HLAA has created logos for all state organizations and chapters and emailed them to the main contact person for HLAA at the state organization or chapter and the newsletter editor. To request a logo, please contact HLAA by email or phone at 301.657.2248.

Creating an identity and professional image for the chapter or state organization
Leaders may wish to establish a permanent mailing address and telephone number for the organization so that it will not need to reprint materials when leaders change. The organization may also wish to get its own Internet domain name so that it can have its own email addresses; this is becoming standard business practice and strengthens branding efforts.

The contact tools listed below can help reinforce the organization’s “brand” and invite others to come to meetings or events, join, help and/or donate to the organization. Remember that you have only one chance to make a positive first impression. Invest time now in creating professional and service-oriented tools. You will be glad you did!

  • Letterhead and envelope
  • Business cards (to learn more, click here)
  • A simple brochure (You do not have to be a graphic designer to create an attractive and professional brochure! There are templates available on the Internet.)
  • A flier listing meeting topics for the coming year, publicizing a specific event, etc.
  • An e-mail account for the organization
  • A telephone number for the organization (VoiceNation provides a free telephone number and voicemail service to nonprofits)
  • A website
  • Social media pages (Facebook, Twitter, and LinkedIn, etc.)
  • Email marketing. (Companies like ConstantContact, iContact, VerticalResponse, and MailChimp provide sophisticated, web-based vehicles to engage in marketing that also usually link the message to other social media such as Facebook, Twitter, and LinkedIn and provide tracking and response analysis services.)
  • News bulletins or newsletters (It can be a simple document. Create a portable data file (PDF) and email it to members with email addresses where possible. To see basic guidelines for newsletters, click here. Also, use the newsletter to market the organization.
  • Posted signs in public places like libraries, community centers, grocery stores and coffee shops. Display them prominently on the day of the meeting within the building where the organization meets to help lead newcomers to the meeting room (Make sure that the signs reflect the professional image of the organization.)
  • “Elevator speech” (a thirty-second description of the services and benefits your organization offers)
  • Listservs (create one for your organization through Yahoo groups, Google, etc.)

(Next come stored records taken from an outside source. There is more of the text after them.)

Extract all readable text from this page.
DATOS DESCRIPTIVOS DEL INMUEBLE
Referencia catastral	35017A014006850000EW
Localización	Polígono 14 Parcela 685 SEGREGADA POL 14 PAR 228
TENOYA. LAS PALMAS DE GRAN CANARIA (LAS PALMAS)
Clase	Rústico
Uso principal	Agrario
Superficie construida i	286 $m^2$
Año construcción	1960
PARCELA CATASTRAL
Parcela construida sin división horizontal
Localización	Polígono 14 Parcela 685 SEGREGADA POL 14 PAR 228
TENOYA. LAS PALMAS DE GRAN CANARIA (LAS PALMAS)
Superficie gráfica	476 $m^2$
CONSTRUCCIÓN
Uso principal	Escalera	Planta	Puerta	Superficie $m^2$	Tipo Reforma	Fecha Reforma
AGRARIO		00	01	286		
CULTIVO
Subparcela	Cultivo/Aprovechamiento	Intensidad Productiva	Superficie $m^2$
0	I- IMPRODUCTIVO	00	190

Strategic publicity: Take care when writing emails and posting messages and comments on listservs and social media. Never write anything that you wouldn’t want posted on the front cover of a national newspaper or blasted throughout the Internet. Keep in mind you are always writing an advertisement or promotional piece.

Terminology when writing about people with hearing loss
We get questions about how to describe people who have hearing loss and what are the appropriate terms. Journalists have become sensitive to writing about people with disabilities; however, we still see confusion in mainstream publications and inaccuracies in how hearing loss is described. Here is an explanation of the terms, how they’ve evolved, and how HLAA uses them.

Exhibiting at health fairs, farmers’ markets and other community events
Participating in public events in your area is a wonderful way to promote the state organization, chapter(s) and/or HLAA, because they offer a visual way to publicize the many services and programs that you offer to people with hearing loss. Watch the newspaper for announcements about such events and plan to represent the organization at them. Please see the guidelines for representing the organization at such events.

HLAA has made it easy for you to assemble materials for such events. Starting January 31, 2014 HLAA will offer an easy-to-use website for ordering signs, banners, tabletop and standing display units, tablecloths, pens and logo clothing. On this same site, you can get packages of HLAA materials to display at the event.  (The HLAA materials are free; the state organization or chapter pays only for the shipping and handling cost.)